“In Abruzzo la superficie boschiva sale al 44% del territorio”, prosegue il presidente Uncem Abruzzo, “oggi le foreste si espandono a causa del clima più caldo e per il forte disinteresse verso il bosco da parte delle amministrazioni. La popolazione montana tende a diminuire sempre più. Le normative e la sovrapposizione burocratica impediscono troppo spesso la creazione di difese preventive e l’apertura di strade forestali”.
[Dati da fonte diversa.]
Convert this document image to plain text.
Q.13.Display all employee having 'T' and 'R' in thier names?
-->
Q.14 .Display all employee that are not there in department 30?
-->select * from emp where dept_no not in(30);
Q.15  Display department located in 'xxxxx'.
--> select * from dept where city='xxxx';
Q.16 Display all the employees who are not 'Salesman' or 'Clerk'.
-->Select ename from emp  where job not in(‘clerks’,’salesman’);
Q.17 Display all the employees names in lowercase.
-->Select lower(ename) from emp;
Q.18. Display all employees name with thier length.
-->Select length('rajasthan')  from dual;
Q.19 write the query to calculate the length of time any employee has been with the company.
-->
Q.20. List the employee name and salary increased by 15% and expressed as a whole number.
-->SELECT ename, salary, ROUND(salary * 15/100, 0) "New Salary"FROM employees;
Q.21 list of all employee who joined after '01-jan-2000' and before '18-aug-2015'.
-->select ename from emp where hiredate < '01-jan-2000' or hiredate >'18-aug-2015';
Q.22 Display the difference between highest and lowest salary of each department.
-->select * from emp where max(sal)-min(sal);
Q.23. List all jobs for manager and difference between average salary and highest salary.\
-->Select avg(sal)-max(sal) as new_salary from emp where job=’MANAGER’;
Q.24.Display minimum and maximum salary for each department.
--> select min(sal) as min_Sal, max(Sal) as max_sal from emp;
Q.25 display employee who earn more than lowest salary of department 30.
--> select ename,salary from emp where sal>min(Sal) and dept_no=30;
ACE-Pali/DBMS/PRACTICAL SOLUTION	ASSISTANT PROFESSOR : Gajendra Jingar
Proprio per questo Berardinetti ha chiesto “di far ripartire con un piano straordinario la gestione attiva e preventiva del bosco. Proponiamo la creazione di un tavolo permanente con una cabina di regia, seguendo il modello collaudato della ricostruzione del terremoto. La rete fra gli enti rappresenta la chiave di volta. La Regione deve agire da capofila e coinvolgere tutte le realtà territoriali, compresa l’Uncem.
Inoltre vanno individuati immediatamente gli interventi post-incendio e le aree da rimboschire. Sappiamo che il bosco non torna da solo, come dimostrano proprio i precedenti incendi sul Morrone nel 2017 e nel 2020. La vera lotta agli incendi si fa a fiamme spente attraverso la selvicoltura. La gestione attiva garantisce più biodiversità, favorisce una maggiore accessibilità per la prevenzione e riduce drasticamente i costi di spegnimento”.